After learning that residents were petitioning with a different plan, Opa-locka Mayor Myra Taylor delayed a resolution at last Wednesday’s commission meeting that would ask residents to vote on adding term limits for elected officials.
“After I sponsored it and I realized that people were signing the petition, I didn’t want to fight the people on this,” Taylor said.
Taylor first proposed the resolution, which would be an amendment to the city’s charter, at a meeting in February, and then held a town hall meeting in April to get feedback from residents on the proposal.
The resolution initially stated that no candidate could appear on the ballot for mayor or commissioner if they had served eight consecutive years. The new rule would go into effect for the November election. It also initially allowed for candidates to run for mayor if they were a city commissioner and vice versa without being restricted.
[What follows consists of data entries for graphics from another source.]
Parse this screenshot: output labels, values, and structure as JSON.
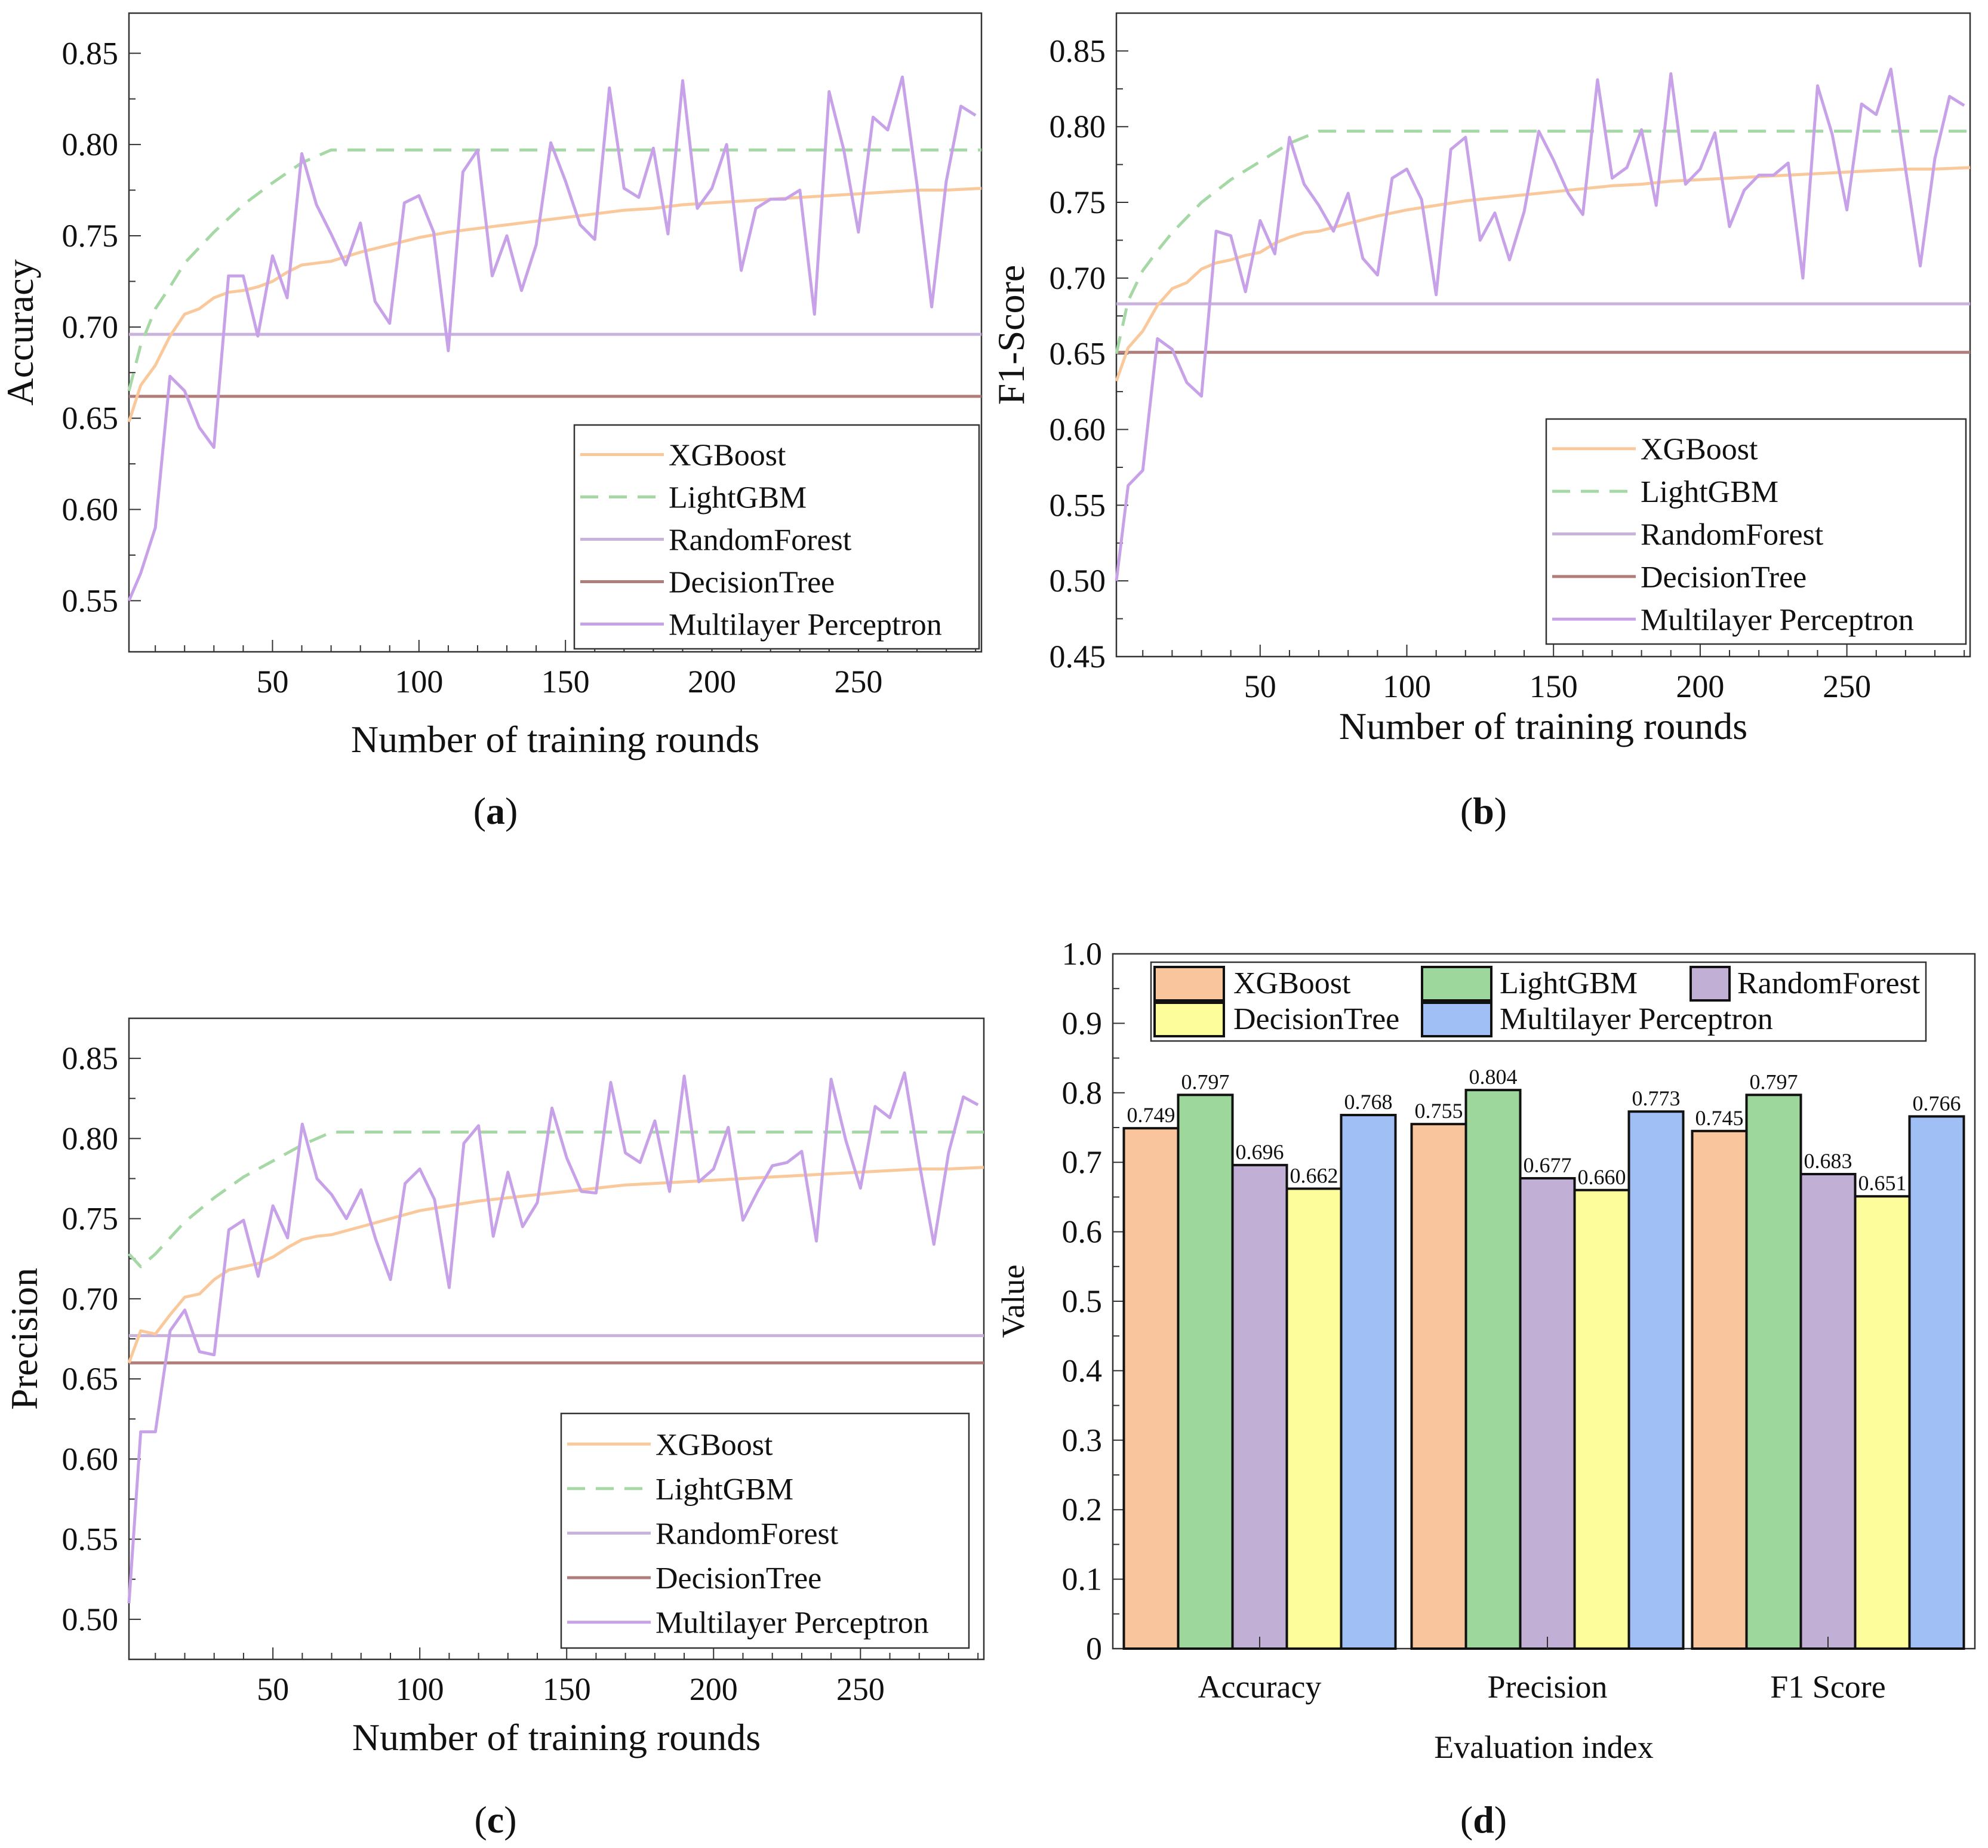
{
  "legend_labels": [
    "XGBoost",
    "LightGBM",
    "RandomForest",
    "DecisionTree",
    "Multilayer Perceptron"
  ],
  "colors": {
    "XGBoost": "#f9c89b",
    "LightGBM": "#a6d8a6",
    "RandomForest": "#c9b3dd",
    "DecisionTree": "#b07d7a",
    "Multilayer Perceptron": "#c8a2e8",
    "bar_XGBoost": "#f9c59c",
    "bar_LightGBM": "#9ed79c",
    "bar_RandomForest": "#c2afd6",
    "bar_DecisionTree": "#fdfd9c",
    "bar_MLP": "#9fbff5"
  },
  "captions": {
    "a": "a",
    "b": "b",
    "c": "c",
    "d": "d"
  },
  "chart_data": [
    {
      "id": "a",
      "type": "line",
      "xlabel": "Number of training rounds",
      "ylabel": "Accuracy",
      "xlim": [
        1,
        292
      ],
      "ylim": [
        0.522,
        0.872
      ],
      "xticks": [
        50,
        100,
        150,
        200,
        250
      ],
      "yticks": [
        0.55,
        0.6,
        0.65,
        0.7,
        0.75,
        0.8,
        0.85
      ],
      "series": [
        {
          "name": "XGBoost",
          "style": "solid",
          "x": [
            1,
            5,
            10,
            15,
            20,
            25,
            30,
            35,
            40,
            45,
            50,
            55,
            60,
            65,
            70,
            80,
            90,
            100,
            110,
            120,
            130,
            140,
            150,
            160,
            170,
            180,
            190,
            200,
            210,
            220,
            230,
            240,
            250,
            260,
            270,
            280,
            292
          ],
          "y": [
            0.648,
            0.668,
            0.679,
            0.695,
            0.707,
            0.71,
            0.716,
            0.719,
            0.72,
            0.722,
            0.725,
            0.73,
            0.734,
            0.735,
            0.736,
            0.741,
            0.745,
            0.749,
            0.752,
            0.754,
            0.756,
            0.758,
            0.76,
            0.762,
            0.764,
            0.765,
            0.767,
            0.768,
            0.769,
            0.77,
            0.771,
            0.772,
            0.773,
            0.774,
            0.775,
            0.775,
            0.776
          ]
        },
        {
          "name": "LightGBM",
          "style": "dashed",
          "x": [
            1,
            5,
            10,
            15,
            20,
            30,
            40,
            50,
            60,
            70,
            80,
            100,
            150,
            200,
            250,
            292
          ],
          "y": [
            0.665,
            0.69,
            0.71,
            0.722,
            0.735,
            0.752,
            0.767,
            0.779,
            0.79,
            0.797,
            0.797,
            0.797,
            0.797,
            0.797,
            0.797,
            0.797
          ]
        },
        {
          "name": "RandomForest",
          "style": "solid",
          "x": [
            1,
            292
          ],
          "y": [
            0.696,
            0.696
          ]
        },
        {
          "name": "DecisionTree",
          "style": "solid",
          "x": [
            1,
            292
          ],
          "y": [
            0.662,
            0.662
          ]
        },
        {
          "name": "Multilayer Perceptron",
          "style": "solid",
          "x": [
            1,
            5,
            10,
            15,
            20,
            25,
            30,
            35,
            40,
            45,
            50,
            55,
            60,
            65,
            70,
            75,
            80,
            85,
            90,
            95,
            100,
            105,
            110,
            115,
            120,
            125,
            130,
            135,
            140,
            145,
            150,
            155,
            160,
            165,
            170,
            175,
            180,
            185,
            190,
            195,
            200,
            205,
            210,
            215,
            220,
            225,
            230,
            235,
            240,
            245,
            250,
            255,
            260,
            265,
            270,
            275,
            280,
            285,
            290
          ],
          "y": [
            0.55,
            0.565,
            0.59,
            0.673,
            0.665,
            0.645,
            0.634,
            0.728,
            0.728,
            0.695,
            0.739,
            0.716,
            0.795,
            0.767,
            0.751,
            0.734,
            0.757,
            0.714,
            0.702,
            0.768,
            0.772,
            0.752,
            0.687,
            0.785,
            0.797,
            0.728,
            0.75,
            0.72,
            0.745,
            0.801,
            0.78,
            0.756,
            0.748,
            0.831,
            0.776,
            0.771,
            0.798,
            0.751,
            0.835,
            0.765,
            0.776,
            0.8,
            0.731,
            0.765,
            0.77,
            0.77,
            0.775,
            0.707,
            0.829,
            0.797,
            0.752,
            0.815,
            0.808,
            0.837,
            0.778,
            0.711,
            0.78,
            0.821,
            0.816
          ]
        }
      ]
    },
    {
      "id": "b",
      "type": "line",
      "xlabel": "Number of training rounds",
      "ylabel": "F1-Score",
      "xlim": [
        1,
        292
      ],
      "ylim": [
        0.45,
        0.875
      ],
      "xticks": [
        50,
        100,
        150,
        200,
        250
      ],
      "yticks": [
        0.45,
        0.5,
        0.55,
        0.6,
        0.65,
        0.7,
        0.75,
        0.8,
        0.85
      ],
      "series": [
        {
          "name": "XGBoost",
          "style": "solid",
          "x": [
            1,
            5,
            10,
            15,
            20,
            25,
            30,
            35,
            40,
            45,
            50,
            55,
            60,
            65,
            70,
            80,
            90,
            100,
            110,
            120,
            130,
            140,
            150,
            160,
            170,
            180,
            190,
            200,
            210,
            220,
            230,
            240,
            250,
            260,
            270,
            280,
            292
          ],
          "y": [
            0.632,
            0.654,
            0.665,
            0.682,
            0.693,
            0.697,
            0.706,
            0.71,
            0.712,
            0.715,
            0.717,
            0.723,
            0.727,
            0.73,
            0.731,
            0.736,
            0.741,
            0.745,
            0.748,
            0.751,
            0.753,
            0.755,
            0.757,
            0.759,
            0.761,
            0.762,
            0.764,
            0.765,
            0.766,
            0.767,
            0.768,
            0.769,
            0.77,
            0.771,
            0.772,
            0.772,
            0.773
          ]
        },
        {
          "name": "LightGBM",
          "style": "dashed",
          "x": [
            1,
            5,
            10,
            15,
            20,
            30,
            40,
            50,
            60,
            70,
            80,
            100,
            150,
            200,
            250,
            292
          ],
          "y": [
            0.65,
            0.685,
            0.705,
            0.718,
            0.73,
            0.75,
            0.765,
            0.777,
            0.789,
            0.797,
            0.797,
            0.797,
            0.797,
            0.797,
            0.797,
            0.797
          ]
        },
        {
          "name": "RandomForest",
          "style": "solid",
          "x": [
            1,
            292
          ],
          "y": [
            0.683,
            0.683
          ]
        },
        {
          "name": "DecisionTree",
          "style": "solid",
          "x": [
            1,
            292
          ],
          "y": [
            0.651,
            0.651
          ]
        },
        {
          "name": "Multilayer Perceptron",
          "style": "solid",
          "x": [
            1,
            5,
            10,
            15,
            20,
            25,
            30,
            35,
            40,
            45,
            50,
            55,
            60,
            65,
            70,
            75,
            80,
            85,
            90,
            95,
            100,
            105,
            110,
            115,
            120,
            125,
            130,
            135,
            140,
            145,
            150,
            155,
            160,
            165,
            170,
            175,
            180,
            185,
            190,
            195,
            200,
            205,
            210,
            215,
            220,
            225,
            230,
            235,
            240,
            245,
            250,
            255,
            260,
            265,
            270,
            275,
            280,
            285,
            290
          ],
          "y": [
            0.5,
            0.563,
            0.573,
            0.66,
            0.653,
            0.631,
            0.622,
            0.731,
            0.728,
            0.691,
            0.738,
            0.716,
            0.793,
            0.762,
            0.748,
            0.731,
            0.756,
            0.713,
            0.702,
            0.766,
            0.772,
            0.752,
            0.689,
            0.785,
            0.793,
            0.725,
            0.743,
            0.712,
            0.744,
            0.797,
            0.778,
            0.756,
            0.742,
            0.831,
            0.766,
            0.773,
            0.798,
            0.748,
            0.835,
            0.762,
            0.772,
            0.796,
            0.734,
            0.758,
            0.768,
            0.768,
            0.776,
            0.7,
            0.827,
            0.795,
            0.745,
            0.815,
            0.808,
            0.838,
            0.772,
            0.708,
            0.779,
            0.82,
            0.814
          ]
        }
      ]
    },
    {
      "id": "c",
      "type": "line",
      "xlabel": "Number of training rounds",
      "ylabel": "Precision",
      "xlim": [
        1,
        292
      ],
      "ylim": [
        0.475,
        0.875
      ],
      "xticks": [
        50,
        100,
        150,
        200,
        250
      ],
      "yticks": [
        0.5,
        0.55,
        0.6,
        0.65,
        0.7,
        0.75,
        0.8,
        0.85
      ],
      "series": [
        {
          "name": "XGBoost",
          "style": "solid",
          "x": [
            1,
            5,
            10,
            15,
            20,
            25,
            30,
            35,
            40,
            45,
            50,
            55,
            60,
            65,
            70,
            80,
            90,
            100,
            110,
            120,
            130,
            140,
            150,
            160,
            170,
            180,
            190,
            200,
            210,
            220,
            230,
            240,
            250,
            260,
            270,
            280,
            292
          ],
          "y": [
            0.66,
            0.68,
            0.678,
            0.69,
            0.701,
            0.703,
            0.712,
            0.718,
            0.72,
            0.722,
            0.726,
            0.732,
            0.737,
            0.739,
            0.74,
            0.745,
            0.75,
            0.755,
            0.758,
            0.761,
            0.763,
            0.765,
            0.767,
            0.769,
            0.771,
            0.772,
            0.773,
            0.774,
            0.775,
            0.776,
            0.777,
            0.778,
            0.779,
            0.78,
            0.781,
            0.781,
            0.782
          ]
        },
        {
          "name": "LightGBM",
          "style": "dashed",
          "x": [
            1,
            5,
            10,
            15,
            20,
            30,
            40,
            50,
            60,
            70,
            80,
            100,
            150,
            200,
            250,
            292
          ],
          "y": [
            0.728,
            0.72,
            0.728,
            0.738,
            0.748,
            0.763,
            0.776,
            0.786,
            0.796,
            0.804,
            0.804,
            0.804,
            0.804,
            0.804,
            0.804,
            0.804
          ]
        },
        {
          "name": "RandomForest",
          "style": "solid",
          "x": [
            1,
            292
          ],
          "y": [
            0.677,
            0.677
          ]
        },
        {
          "name": "DecisionTree",
          "style": "solid",
          "x": [
            1,
            292
          ],
          "y": [
            0.66,
            0.66
          ]
        },
        {
          "name": "Multilayer Perceptron",
          "style": "solid",
          "x": [
            1,
            5,
            10,
            15,
            20,
            25,
            30,
            35,
            40,
            45,
            50,
            55,
            60,
            65,
            70,
            75,
            80,
            85,
            90,
            95,
            100,
            105,
            110,
            115,
            120,
            125,
            130,
            135,
            140,
            145,
            150,
            155,
            160,
            165,
            170,
            175,
            180,
            185,
            190,
            195,
            200,
            205,
            210,
            215,
            220,
            225,
            230,
            235,
            240,
            245,
            250,
            255,
            260,
            265,
            270,
            275,
            280,
            285,
            290
          ],
          "y": [
            0.51,
            0.617,
            0.617,
            0.68,
            0.693,
            0.667,
            0.665,
            0.743,
            0.749,
            0.714,
            0.758,
            0.738,
            0.809,
            0.775,
            0.765,
            0.75,
            0.768,
            0.737,
            0.712,
            0.772,
            0.781,
            0.762,
            0.707,
            0.797,
            0.808,
            0.739,
            0.779,
            0.745,
            0.76,
            0.819,
            0.788,
            0.767,
            0.766,
            0.835,
            0.791,
            0.785,
            0.811,
            0.767,
            0.839,
            0.773,
            0.781,
            0.807,
            0.749,
            0.767,
            0.783,
            0.785,
            0.792,
            0.736,
            0.837,
            0.799,
            0.769,
            0.82,
            0.813,
            0.841,
            0.785,
            0.734,
            0.791,
            0.826,
            0.821
          ]
        }
      ]
    },
    {
      "id": "d",
      "type": "bar",
      "xlabel": "Evaluation index",
      "ylabel": "Value",
      "ylim": [
        0,
        1.0
      ],
      "yticks": [
        0,
        0.1,
        0.2,
        0.3,
        0.4,
        0.5,
        0.6,
        0.7,
        0.8,
        0.9,
        1.0
      ],
      "yticklabels": [
        "0",
        "0.1",
        "0.2",
        "0.3",
        "0.4",
        "0.5",
        "0.6",
        "0.7",
        "0.8",
        "0.9",
        "1.0"
      ],
      "categories": [
        "Accuracy",
        "Precision",
        "F1 Score"
      ],
      "series": [
        {
          "name": "XGBoost",
          "values": [
            0.749,
            0.755,
            0.745
          ],
          "labels": [
            "0.749",
            "0.755",
            "0.745"
          ]
        },
        {
          "name": "LightGBM",
          "values": [
            0.797,
            0.804,
            0.797
          ],
          "labels": [
            "0.797",
            "0.804",
            "0.797"
          ]
        },
        {
          "name": "RandomForest",
          "values": [
            0.696,
            0.677,
            0.683
          ],
          "labels": [
            "0.696",
            "0.677",
            "0.683"
          ]
        },
        {
          "name": "DecisionTree",
          "values": [
            0.662,
            0.66,
            0.651
          ],
          "labels": [
            "0.662",
            "0.660",
            "0.651"
          ]
        },
        {
          "name": "Multilayer Perceptron",
          "values": [
            0.768,
            0.773,
            0.766
          ],
          "labels": [
            "0.768",
            "0.773",
            "0.766"
          ]
        }
      ]
    }
  ]
}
The most recent resolution added language that removes that flexibility. Now the petition and the city proposals say essentially the same thing in different words.
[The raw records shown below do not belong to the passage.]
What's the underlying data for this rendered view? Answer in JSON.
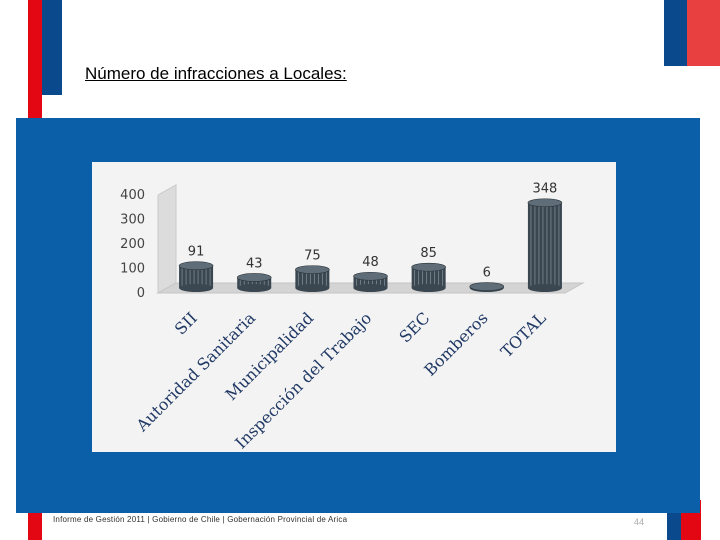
{
  "title": "Número de infracciones a Locales",
  "title_suffix": ":",
  "footer": "Informe de Gestión 2011 | Gobierno de Chile | Gobernación Provincial de Arica",
  "page_number": "44",
  "colors": {
    "red": "#e30613",
    "blue": "#0a4a8c",
    "panel_blue": "#0b5ea8"
  },
  "chart_data": {
    "type": "bar",
    "title": "",
    "xlabel": "",
    "ylabel": "",
    "ylim": [
      0,
      400
    ],
    "yticks": [
      "0",
      "100",
      "200",
      "300",
      "400"
    ],
    "categories": [
      "SII",
      "Autoridad Sanitaria",
      "Municipalidad",
      "Inspección del Trabajo",
      "SEC",
      "Bomberos",
      "TOTAL"
    ],
    "values": [
      91,
      43,
      75,
      48,
      85,
      6,
      348
    ],
    "value_labels": [
      "91",
      "43",
      "75",
      "48",
      "85",
      "6",
      "348"
    ]
  }
}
“I know what she said, but that’s not what we wanted,” said Johnnie Mae Greene, one of the residents who led the call for the petition. “She didn’t adhere to what we wanted and it’s a slap in the face to the citizens.”
The amendment has to be approved and submitted to the Miami-Dade County elections department by the beginning of June to appear on the ballot for the August elections.
The commission also made two decisions on trying to give support to the business owners and customers of Cairo Lane, the often flooded and worn street on the city’s west side, south of Northwest 135th Street.
Commissioners agreed to prioritize the repair of the road and the neighboring Port Said Road and Alexandria Drive when the city receives its portion of a state revolving loan from the Florida Department of Environmental Protection. Construction is scheduled to begin in that area, and other areas of the city in October.
In the interim, the commission also agreed to allow City Manager Kelvin Baker to bid for a construction company to apply a “band aid” for Cairo Lane by building a temporary road and installing gutters. The resolution also limits him to spending no more than $50,000 for the construction.
“The band-aid approach is getting the water to flow so it’s not flowing into businesses and not puddling up,” Baker said.
Business owners made multiple appeals at meetings for repairs to the road after claiming the city has allowed the damage to build up over the last two decades.